Departments of Biochemistry and Molecular Medicine, Chemistry, Statistics, Molecular and Cellular Biology, and Physiology and Membrane Biology, the Center for Neuroscience, and Graduate Programs in Molecular, Cellular, and Integrative Physiology, Biochemistry, Molecular, Cellular and Developmental Biology and Neuroscience, University of California, Davis, Davis, CA 95616, USA.
Janelia Research Campus, Howard Hughes Medical Institute, Ashburn, VA 20174, USA.
Cell. 2020 Dec 23;183(7):1986-2002.e26. doi: 10.1016/j.cell.2020.11.040. Epub 2020 Dec 16.

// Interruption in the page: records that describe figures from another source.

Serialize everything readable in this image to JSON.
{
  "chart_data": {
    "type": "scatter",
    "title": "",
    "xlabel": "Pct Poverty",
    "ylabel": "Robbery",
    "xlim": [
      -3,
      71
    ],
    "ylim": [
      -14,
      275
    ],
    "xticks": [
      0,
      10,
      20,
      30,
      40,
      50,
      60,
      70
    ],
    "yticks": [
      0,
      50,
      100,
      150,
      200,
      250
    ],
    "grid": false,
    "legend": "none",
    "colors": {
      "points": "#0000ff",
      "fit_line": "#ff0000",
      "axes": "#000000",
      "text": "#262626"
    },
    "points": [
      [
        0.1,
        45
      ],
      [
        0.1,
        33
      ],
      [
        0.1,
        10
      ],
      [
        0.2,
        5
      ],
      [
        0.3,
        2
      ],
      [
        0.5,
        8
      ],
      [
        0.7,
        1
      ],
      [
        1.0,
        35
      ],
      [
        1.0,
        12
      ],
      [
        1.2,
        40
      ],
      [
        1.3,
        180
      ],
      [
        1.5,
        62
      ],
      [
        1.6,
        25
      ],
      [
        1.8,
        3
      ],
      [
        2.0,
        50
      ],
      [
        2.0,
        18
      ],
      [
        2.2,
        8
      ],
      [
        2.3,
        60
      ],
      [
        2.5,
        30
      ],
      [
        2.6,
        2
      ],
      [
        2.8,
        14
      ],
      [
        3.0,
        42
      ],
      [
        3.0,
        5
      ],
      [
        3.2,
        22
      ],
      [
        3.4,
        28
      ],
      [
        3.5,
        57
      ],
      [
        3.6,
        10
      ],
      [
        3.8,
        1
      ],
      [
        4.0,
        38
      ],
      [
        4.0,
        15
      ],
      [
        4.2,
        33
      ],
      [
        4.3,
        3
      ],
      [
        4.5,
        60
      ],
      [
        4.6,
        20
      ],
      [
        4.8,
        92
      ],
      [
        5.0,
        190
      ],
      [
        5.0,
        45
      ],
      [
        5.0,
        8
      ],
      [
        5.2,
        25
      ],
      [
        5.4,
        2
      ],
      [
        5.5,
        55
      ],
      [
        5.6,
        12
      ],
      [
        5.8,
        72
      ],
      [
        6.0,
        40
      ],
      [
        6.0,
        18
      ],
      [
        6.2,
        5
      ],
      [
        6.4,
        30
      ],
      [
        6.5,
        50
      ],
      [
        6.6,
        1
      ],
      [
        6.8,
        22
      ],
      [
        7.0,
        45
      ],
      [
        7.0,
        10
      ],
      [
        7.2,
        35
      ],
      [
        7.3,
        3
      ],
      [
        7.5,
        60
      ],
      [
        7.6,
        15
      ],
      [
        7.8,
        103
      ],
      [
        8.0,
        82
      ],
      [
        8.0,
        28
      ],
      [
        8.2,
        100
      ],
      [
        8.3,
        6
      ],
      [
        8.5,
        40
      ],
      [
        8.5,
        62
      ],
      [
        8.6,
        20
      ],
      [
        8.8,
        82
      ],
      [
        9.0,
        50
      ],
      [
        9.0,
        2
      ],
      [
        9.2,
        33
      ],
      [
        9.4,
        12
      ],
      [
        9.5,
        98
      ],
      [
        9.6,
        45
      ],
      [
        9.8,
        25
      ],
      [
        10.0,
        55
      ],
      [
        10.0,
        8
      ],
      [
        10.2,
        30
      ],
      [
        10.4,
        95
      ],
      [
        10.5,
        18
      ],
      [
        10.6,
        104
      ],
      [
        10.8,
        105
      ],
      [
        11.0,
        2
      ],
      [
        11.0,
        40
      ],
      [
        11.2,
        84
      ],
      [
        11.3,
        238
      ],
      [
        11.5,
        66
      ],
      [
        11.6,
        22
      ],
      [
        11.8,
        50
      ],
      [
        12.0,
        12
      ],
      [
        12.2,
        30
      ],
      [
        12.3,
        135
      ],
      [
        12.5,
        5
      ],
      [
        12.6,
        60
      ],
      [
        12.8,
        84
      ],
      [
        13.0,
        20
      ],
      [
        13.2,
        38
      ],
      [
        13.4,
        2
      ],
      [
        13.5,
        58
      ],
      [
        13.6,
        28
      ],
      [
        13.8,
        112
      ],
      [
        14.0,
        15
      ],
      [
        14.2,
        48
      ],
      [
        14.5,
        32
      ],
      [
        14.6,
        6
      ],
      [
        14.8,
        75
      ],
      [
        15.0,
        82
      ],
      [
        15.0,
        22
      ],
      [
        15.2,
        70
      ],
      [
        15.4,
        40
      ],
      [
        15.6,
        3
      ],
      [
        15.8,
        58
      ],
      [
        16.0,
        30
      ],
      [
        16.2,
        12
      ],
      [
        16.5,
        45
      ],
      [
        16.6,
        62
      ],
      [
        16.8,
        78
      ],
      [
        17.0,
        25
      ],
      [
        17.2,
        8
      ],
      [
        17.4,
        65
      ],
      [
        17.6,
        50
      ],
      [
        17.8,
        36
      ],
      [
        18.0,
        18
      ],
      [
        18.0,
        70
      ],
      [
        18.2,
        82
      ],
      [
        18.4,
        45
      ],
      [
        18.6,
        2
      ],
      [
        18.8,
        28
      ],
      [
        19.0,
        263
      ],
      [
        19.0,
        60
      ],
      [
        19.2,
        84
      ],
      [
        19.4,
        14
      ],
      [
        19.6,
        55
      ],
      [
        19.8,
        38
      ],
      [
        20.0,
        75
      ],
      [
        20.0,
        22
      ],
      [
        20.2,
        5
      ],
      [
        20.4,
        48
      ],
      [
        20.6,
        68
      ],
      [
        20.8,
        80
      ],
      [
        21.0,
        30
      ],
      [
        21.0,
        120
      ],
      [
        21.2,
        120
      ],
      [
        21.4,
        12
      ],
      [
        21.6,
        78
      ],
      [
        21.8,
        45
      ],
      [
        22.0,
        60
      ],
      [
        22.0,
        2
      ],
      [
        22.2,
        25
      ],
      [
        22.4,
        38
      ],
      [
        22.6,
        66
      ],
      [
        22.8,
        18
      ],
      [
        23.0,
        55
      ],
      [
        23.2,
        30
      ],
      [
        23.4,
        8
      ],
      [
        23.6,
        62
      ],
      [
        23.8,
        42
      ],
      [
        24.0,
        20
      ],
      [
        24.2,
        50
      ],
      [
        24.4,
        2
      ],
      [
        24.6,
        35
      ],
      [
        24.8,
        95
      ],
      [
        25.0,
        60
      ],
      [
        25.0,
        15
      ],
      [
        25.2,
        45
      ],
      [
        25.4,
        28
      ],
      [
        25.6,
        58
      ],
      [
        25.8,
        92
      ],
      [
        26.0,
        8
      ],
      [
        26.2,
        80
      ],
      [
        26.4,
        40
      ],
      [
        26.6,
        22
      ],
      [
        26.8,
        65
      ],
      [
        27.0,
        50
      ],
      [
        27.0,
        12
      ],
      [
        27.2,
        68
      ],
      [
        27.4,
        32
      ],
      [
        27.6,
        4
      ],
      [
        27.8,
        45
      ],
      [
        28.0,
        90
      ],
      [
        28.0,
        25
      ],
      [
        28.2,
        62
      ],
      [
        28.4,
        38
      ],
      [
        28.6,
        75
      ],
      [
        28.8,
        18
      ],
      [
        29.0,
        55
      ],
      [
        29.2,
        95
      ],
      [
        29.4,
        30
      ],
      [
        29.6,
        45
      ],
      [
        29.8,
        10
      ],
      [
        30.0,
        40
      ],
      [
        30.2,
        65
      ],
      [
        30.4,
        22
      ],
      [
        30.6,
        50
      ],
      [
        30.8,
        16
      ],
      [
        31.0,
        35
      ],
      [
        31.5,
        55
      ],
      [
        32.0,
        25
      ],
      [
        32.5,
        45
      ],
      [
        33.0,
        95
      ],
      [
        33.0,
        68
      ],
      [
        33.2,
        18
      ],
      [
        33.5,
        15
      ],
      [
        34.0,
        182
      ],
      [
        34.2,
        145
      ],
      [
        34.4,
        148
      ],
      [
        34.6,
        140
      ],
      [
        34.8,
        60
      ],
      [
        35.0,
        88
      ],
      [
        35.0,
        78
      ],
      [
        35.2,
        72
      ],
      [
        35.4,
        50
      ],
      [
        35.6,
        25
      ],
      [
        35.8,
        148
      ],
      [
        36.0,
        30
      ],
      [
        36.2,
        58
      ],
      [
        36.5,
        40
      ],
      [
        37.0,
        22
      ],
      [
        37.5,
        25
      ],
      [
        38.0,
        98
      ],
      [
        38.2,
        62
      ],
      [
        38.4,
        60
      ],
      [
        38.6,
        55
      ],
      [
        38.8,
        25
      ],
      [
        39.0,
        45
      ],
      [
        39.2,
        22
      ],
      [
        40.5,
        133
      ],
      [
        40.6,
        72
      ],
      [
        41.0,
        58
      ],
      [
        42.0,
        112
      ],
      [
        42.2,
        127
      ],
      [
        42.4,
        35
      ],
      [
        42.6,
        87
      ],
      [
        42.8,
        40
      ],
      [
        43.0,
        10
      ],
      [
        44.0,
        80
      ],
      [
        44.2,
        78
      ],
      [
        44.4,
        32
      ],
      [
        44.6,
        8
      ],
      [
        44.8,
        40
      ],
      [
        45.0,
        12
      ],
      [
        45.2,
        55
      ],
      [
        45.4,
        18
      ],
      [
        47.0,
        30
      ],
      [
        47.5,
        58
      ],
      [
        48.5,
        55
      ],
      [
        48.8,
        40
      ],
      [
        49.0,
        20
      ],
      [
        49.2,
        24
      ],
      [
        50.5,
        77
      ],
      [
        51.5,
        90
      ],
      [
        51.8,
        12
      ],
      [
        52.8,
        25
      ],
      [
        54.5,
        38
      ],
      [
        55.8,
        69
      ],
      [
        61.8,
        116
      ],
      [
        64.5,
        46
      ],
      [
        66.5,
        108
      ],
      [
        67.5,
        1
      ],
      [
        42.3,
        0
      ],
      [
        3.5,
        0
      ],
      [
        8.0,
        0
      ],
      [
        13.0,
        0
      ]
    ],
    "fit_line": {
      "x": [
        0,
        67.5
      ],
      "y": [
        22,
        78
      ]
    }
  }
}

Serotonin plays a central role in cognition and is the target of most pharmaceuticals for psychiatric disorders. Existing drugs have limited efficacy; creation of improved versions will require better understanding of serotonergic circuitry, which has been hampered by our inability to monitor serotonin release and transport with high spatial and temporal resolution. We developed and applied a binding-pocket redesign strategy, guided by machine learning, to create a high-performance, soluble, fluorescent serotonin sensor (iSeroSnFR), enabling optical detection of millisecond-scale serotonin transients. We demonstrate that iSeroSnFR can be used to detect serotonin release in freely behaving mice during fear conditioning, social interaction, and sleep/wake transitions. We also developed a robust assay of serotonin transporter function and modulation by drugs. We expect that both machine-learning-guided binding-pocket redesign and iSeroSnFR will have broad utility for the development of other sensors and in vitro and in vivo serotonin detection, respectively.
血清素在认知中起着核心作用,是大多数精神疾病药物的靶点。现有的药物疗效有限;创造更好的版本将需要更好地了解血清素能电路,这一直受到我们无法以高时空分辨率监测血清素释放和转运的阻碍。我们开发并应用了一种由机器学习指导的结合口袋重新设计策略,创建了一种高性能、可溶性、荧光血清素传感器(iSeroSnFR),能够光学检测毫秒级的血清素瞬变。我们证明,iSeroSnFR 可用于在恐惧条件反射、社交互动和睡眠/觉醒转变期间检测自由行为小鼠中的血清素释放。我们还开发了一种用于检测血清素转运体功能和药物调节的可靠方法。我们预计,机器学习指导的结合口袋重新设计和 iSeroSnFR 将分别在其他传感器的开发以及体外和体内血清素检测方面具有广泛的用途。